[Gaunt's Ghosts 06] Straight Silver by Dan Abnett

[Gaunt's Ghosts 06] Straight Silver by Dan Abnett

Author:Dan Abnett
Language: hu
Format: mobi
Tags: Science Fiction. warhammer 40000
Published: 2011-09-28T19:23:04+00:00


SEVEN

POACHING

“And this, my friends, is what they call sweet.”

—Murtan Feygor

The forest beckoned.

They could smell it. From Ins Arbor, coming off the transports, they could see it. Rolled like green fur around the uplands east of them. Big. Silent. Inscrutable.

It wasn’t as if the Tanith hadn’t seen forest since the Founding. There’d been plenty. The thick rainwoods north of Bhavnager, the tropical groves of Monthax, the Voltemand Mirewoods. But there was something about this forest, something temperate, old and cool, that reminded them all achingly of the lost nalwoods.

Ins Arbor was a shabby dump of a town, ill-supplied and stinking in the summer heat. There were no proper billets, virtually no water, and the worst rations they’d yet experienced.

But morale had improved overnight.

The forest beckoned.

Corbec could see the renewed spirit in the faces of the men around the camp. He sat back on the fender of a half-track, and made a last few adjustments to squad lists he was drawing up. Each ten-man detail needed a good mix of scouts and fireteam, and Hark had requested Corbec spread the scout-trainees evenly.

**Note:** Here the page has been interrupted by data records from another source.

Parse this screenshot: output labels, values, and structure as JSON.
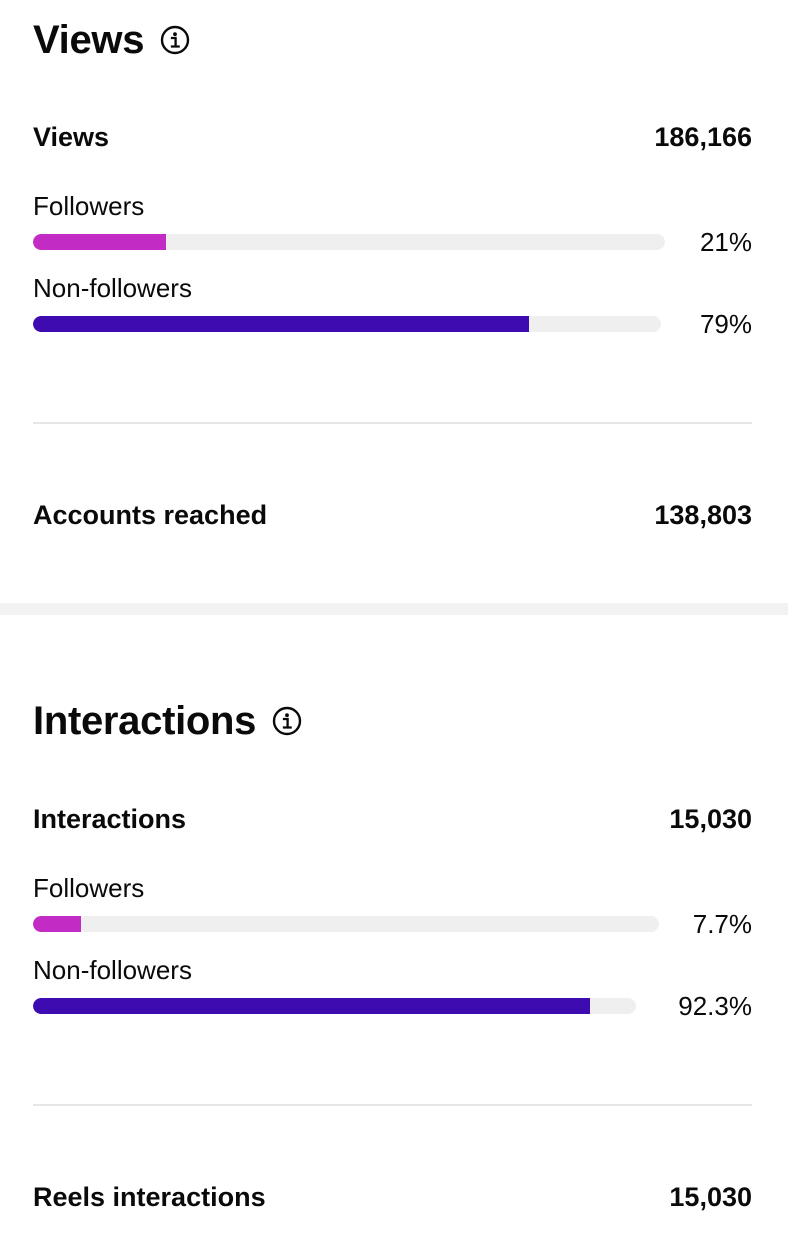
{
  "colors": {
    "followers": "#c22bc4",
    "non_followers": "#3d0bb0",
    "track": "#efefef"
  },
  "views_section": {
    "title": "Views",
    "info_icon": "info-circle-icon",
    "total_label": "Views",
    "total_value": "186,166",
    "followers": {
      "label": "Followers",
      "percent_text": "21%",
      "fraction": 0.21
    },
    "non_followers": {
      "label": "Non-followers",
      "percent_text": "79%",
      "fraction": 0.79
    },
    "accounts_reached_label": "Accounts reached",
    "accounts_reached_value": "138,803"
  },
  "interactions_section": {
    "title": "Interactions",
    "info_icon": "info-circle-icon",
    "total_label": "Interactions",
    "total_value": "15,030",
    "followers": {
      "label": "Followers",
      "percent_text": "7.7%",
      "fraction": 0.077
    },
    "non_followers": {
      "label": "Non-followers",
      "percent_text": "92.3%",
      "fraction": 0.923
    },
    "reels_label": "Reels interactions",
    "reels_value": "15,030"
  }
}
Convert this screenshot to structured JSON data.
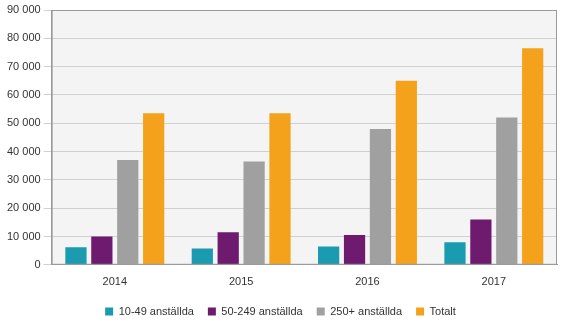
{
  "chart_data": {
    "type": "bar",
    "categories": [
      "2014",
      "2015",
      "2016",
      "2017"
    ],
    "series": [
      {
        "name": "10-49 anställda",
        "color": "#1a9bb0",
        "values": [
          6200,
          5800,
          6500,
          8000
        ]
      },
      {
        "name": "50-249 anställda",
        "color": "#6e1a6e",
        "values": [
          10000,
          11500,
          10500,
          16000
        ]
      },
      {
        "name": "250+ anställda",
        "color": "#a0a0a0",
        "values": [
          37000,
          36500,
          48000,
          52000
        ]
      },
      {
        "name": "Totalt",
        "color": "#f4a21c",
        "values": [
          53500,
          53500,
          65000,
          76500
        ]
      }
    ],
    "ylim": [
      0,
      90000
    ],
    "yticks": [
      0,
      {
        "value": 10000,
        "label": "10 000"
      },
      {
        "value": 20000,
        "label": "20 000"
      },
      {
        "value": 30000,
        "label": "30 000"
      },
      {
        "value": 40000,
        "label": "40 000"
      },
      {
        "value": 50000,
        "label": "50 000"
      },
      {
        "value": 60000,
        "label": "60 000"
      },
      {
        "value": 70000,
        "label": "70 000"
      },
      {
        "value": 80000,
        "label": "80 000"
      },
      {
        "value": 90000,
        "label": "90 000"
      }
    ],
    "grid": true,
    "legend": "bottom"
  }
}
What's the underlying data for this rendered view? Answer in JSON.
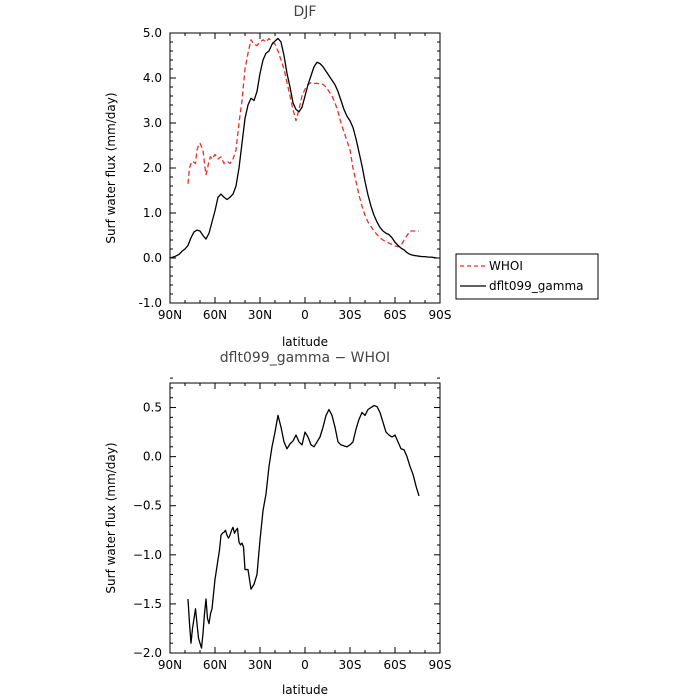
{
  "chart_data": [
    {
      "type": "line",
      "title": "DJF",
      "xlabel": "latitude",
      "ylabel": "Surf water flux (mm/day)",
      "xlim": [
        90,
        -90
      ],
      "ylim": [
        -1.0,
        5.0
      ],
      "xticks": [
        90,
        60,
        30,
        0,
        -30,
        -60,
        -90
      ],
      "xtick_labels": [
        "90N",
        "60N",
        "30N",
        "0",
        "30S",
        "60S",
        "90S"
      ],
      "yticks": [
        -1.0,
        0.0,
        1.0,
        2.0,
        3.0,
        4.0,
        5.0
      ],
      "ytick_labels": [
        "-1.0",
        "0.0",
        "1.0",
        "2.0",
        "3.0",
        "4.0",
        "5.0"
      ],
      "legend": {
        "placement": "right",
        "entries": [
          "WHOI",
          "dflt099_gamma"
        ]
      },
      "series": [
        {
          "name": "WHOI",
          "color": "#e8302a",
          "style": "dashed",
          "x": [
            78,
            77,
            76,
            75,
            73,
            72,
            71,
            70,
            68,
            67,
            66,
            64,
            63,
            62,
            60,
            58,
            56,
            54,
            52,
            50,
            48,
            46,
            44,
            42,
            40,
            38,
            36,
            34,
            32,
            30,
            28,
            26,
            24,
            22,
            20,
            18,
            16,
            14,
            12,
            10,
            8,
            6,
            4,
            2,
            0,
            -2,
            -4,
            -6,
            -8,
            -10,
            -12,
            -14,
            -16,
            -18,
            -20,
            -22,
            -24,
            -26,
            -28,
            -30,
            -32,
            -34,
            -36,
            -38,
            -40,
            -42,
            -44,
            -46,
            -48,
            -50,
            -52,
            -54,
            -56,
            -58,
            -60,
            -62,
            -64,
            -66,
            -68,
            -70,
            -72,
            -74,
            -76
          ],
          "y": [
            1.65,
            2.0,
            2.1,
            2.15,
            2.1,
            2.4,
            2.5,
            2.55,
            2.4,
            2.1,
            1.85,
            2.15,
            2.25,
            2.2,
            2.3,
            2.2,
            2.25,
            2.1,
            2.15,
            2.1,
            2.2,
            2.4,
            3.0,
            3.5,
            4.2,
            4.55,
            4.85,
            4.75,
            4.72,
            4.8,
            4.85,
            4.8,
            4.88,
            4.8,
            4.75,
            4.6,
            4.4,
            4.2,
            3.9,
            3.6,
            3.3,
            3.05,
            3.3,
            3.6,
            3.75,
            3.85,
            3.9,
            3.88,
            3.88,
            3.87,
            3.86,
            3.8,
            3.7,
            3.6,
            3.45,
            3.25,
            3.0,
            2.8,
            2.6,
            2.4,
            2.0,
            1.7,
            1.4,
            1.15,
            0.95,
            0.8,
            0.7,
            0.6,
            0.52,
            0.45,
            0.4,
            0.36,
            0.33,
            0.3,
            0.27,
            0.25,
            0.28,
            0.4,
            0.5,
            0.6,
            0.6,
            0.6,
            0.6
          ]
        },
        {
          "name": "dflt099_gamma",
          "color": "#000000",
          "style": "solid",
          "x": [
            90,
            87,
            84,
            82,
            80,
            78,
            76,
            74,
            72,
            70,
            68,
            66,
            64,
            62,
            60,
            58,
            56,
            54,
            52,
            50,
            48,
            46,
            44,
            42,
            40,
            38,
            36,
            34,
            32,
            30,
            28,
            26,
            24,
            22,
            20,
            18,
            16,
            14,
            12,
            10,
            8,
            6,
            4,
            2,
            0,
            -2,
            -4,
            -6,
            -8,
            -10,
            -12,
            -14,
            -16,
            -18,
            -20,
            -22,
            -24,
            -26,
            -28,
            -30,
            -32,
            -34,
            -36,
            -38,
            -40,
            -42,
            -44,
            -46,
            -48,
            -50,
            -52,
            -54,
            -56,
            -58,
            -60,
            -62,
            -64,
            -66,
            -68,
            -70,
            -72,
            -74,
            -76,
            -78,
            -80,
            -82,
            -84,
            -86,
            -88
          ],
          "y": [
            0.0,
            0.03,
            0.08,
            0.15,
            0.2,
            0.28,
            0.45,
            0.58,
            0.62,
            0.6,
            0.5,
            0.42,
            0.55,
            0.8,
            1.05,
            1.35,
            1.42,
            1.35,
            1.3,
            1.35,
            1.42,
            1.6,
            2.0,
            2.55,
            3.1,
            3.4,
            3.55,
            3.5,
            3.7,
            4.1,
            4.4,
            4.55,
            4.6,
            4.75,
            4.82,
            4.88,
            4.8,
            4.5,
            4.1,
            3.8,
            3.45,
            3.3,
            3.25,
            3.35,
            3.6,
            3.85,
            4.05,
            4.25,
            4.35,
            4.32,
            4.25,
            4.15,
            4.05,
            3.95,
            3.85,
            3.7,
            3.5,
            3.3,
            3.15,
            3.05,
            2.9,
            2.65,
            2.35,
            2.05,
            1.7,
            1.4,
            1.15,
            0.95,
            0.8,
            0.68,
            0.6,
            0.55,
            0.52,
            0.45,
            0.35,
            0.28,
            0.22,
            0.18,
            0.12,
            0.08,
            0.06,
            0.05,
            0.04,
            0.03,
            0.03,
            0.02,
            0.02,
            0.01,
            0.0
          ]
        }
      ]
    },
    {
      "type": "line",
      "title": "dflt099_gamma − WHOI",
      "xlabel": "latitude",
      "ylabel": "Surf water flux (mm/day)",
      "xlim": [
        90,
        -90
      ],
      "ylim": [
        -2.0,
        0.75
      ],
      "xticks": [
        90,
        60,
        30,
        0,
        -30,
        -60,
        -90
      ],
      "xtick_labels": [
        "90N",
        "60N",
        "30N",
        "0",
        "30S",
        "60S",
        "90S"
      ],
      "yticks": [
        -2.0,
        -1.5,
        -1.0,
        -0.5,
        0.0,
        0.5
      ],
      "ytick_labels": [
        "−2.0",
        "−1.5",
        "−1.0",
        "−0.5",
        "0.0",
        "0.5"
      ],
      "series": [
        {
          "color": "#000000",
          "style": "solid",
          "x": [
            78,
            77,
            76,
            75,
            74,
            73,
            72,
            71,
            70,
            69,
            68,
            67,
            66,
            65,
            64,
            63,
            62,
            60,
            58,
            57,
            56,
            55,
            54,
            53,
            52,
            51,
            50,
            49,
            48,
            47,
            46,
            45,
            44,
            43,
            42,
            41,
            40,
            38,
            36,
            34,
            32,
            30,
            28,
            26,
            24,
            22,
            20,
            18,
            16,
            14,
            12,
            10,
            8,
            6,
            4,
            2,
            0,
            -2,
            -4,
            -6,
            -8,
            -10,
            -12,
            -14,
            -16,
            -18,
            -20,
            -22,
            -24,
            -26,
            -28,
            -30,
            -32,
            -34,
            -36,
            -38,
            -40,
            -42,
            -44,
            -46,
            -48,
            -50,
            -52,
            -54,
            -56,
            -58,
            -60,
            -62,
            -64,
            -66,
            -68,
            -70,
            -72,
            -74,
            -76
          ],
          "y": [
            -1.45,
            -1.7,
            -1.9,
            -1.75,
            -1.65,
            -1.55,
            -1.7,
            -1.85,
            -1.9,
            -1.95,
            -1.8,
            -1.6,
            -1.45,
            -1.65,
            -1.7,
            -1.6,
            -1.55,
            -1.25,
            -1.05,
            -0.95,
            -0.8,
            -0.78,
            -0.77,
            -0.75,
            -0.8,
            -0.83,
            -0.8,
            -0.75,
            -0.72,
            -0.78,
            -0.75,
            -0.73,
            -0.87,
            -0.9,
            -0.88,
            -0.92,
            -1.15,
            -1.15,
            -1.35,
            -1.3,
            -1.2,
            -0.85,
            -0.55,
            -0.38,
            -0.1,
            0.1,
            0.25,
            0.42,
            0.3,
            0.15,
            0.08,
            0.13,
            0.16,
            0.22,
            0.15,
            0.12,
            0.25,
            0.2,
            0.12,
            0.1,
            0.15,
            0.2,
            0.3,
            0.42,
            0.48,
            0.42,
            0.3,
            0.15,
            0.12,
            0.11,
            0.1,
            0.12,
            0.15,
            0.28,
            0.38,
            0.45,
            0.42,
            0.48,
            0.5,
            0.52,
            0.51,
            0.45,
            0.35,
            0.25,
            0.22,
            0.2,
            0.22,
            0.15,
            0.08,
            0.07,
            0.0,
            -0.1,
            -0.18,
            -0.3,
            -0.4
          ]
        }
      ]
    }
  ]
}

Corbec sucked on the big cigar smouldering between his teeth. A gift from Gaunt. He’d been going to save it for a special occasion, but the smoke was doing a fine job of screening out the odour of the Ins Arbor latrines.

Gaunt’s real gift had been this mission. Half of the First taken out of the Naeme meatgrinder and given something useful to do. That was what had lifted morale, despite the grim facilities of the staging town. Anything was better than the line, and the prospect of forest work was better than anything. Tanith were smiling. Verghastites, who had no special affinity with woodland, were smiling too, simply lifted by the mood and the last minute reprieve from trench postings.

He called Varl over and sent him to round up the troops for the first details.

The forest beckoned.

Brostin kept going on about it. Thuggish, brutal, tattooed, one of the most barbarian of all the enlisted Tanith, he would not shut up about the wonder of it all.

“Smell that!” he said. He paused, cocking his head, wistful. “Not the leaves. The smell of wet earth beneath trees. Hmm-mm.”

“All I smell is your gakking p-tanks, Tanith,” Cuu said Idly.

“You’ve got no soul, Cuu. No soul at all.”

“So they say, sure as sure.”

“Here’s an idea,” said Feygor, his voice a quiet hiss through his throat-box. “Why don’t the two of you shut up?”

93

Brostin shrugged and smiled, and picked up his sloshing fuel tanks again. Cuu melted away into the bracken.

Feygor raised his right hand and swept the fingers round twice in a paddling motion. The members of nineteen detail fanned forward through the underbrush.

It was late afternoon. The sun was a yellow dapple to the west behind the leaf cover. The glades of the forest were misty hollows pillared by black trunks. Wild birds called aloud through the wood spaces, and the air smelled of damp bark, wood-poppy and beythorn.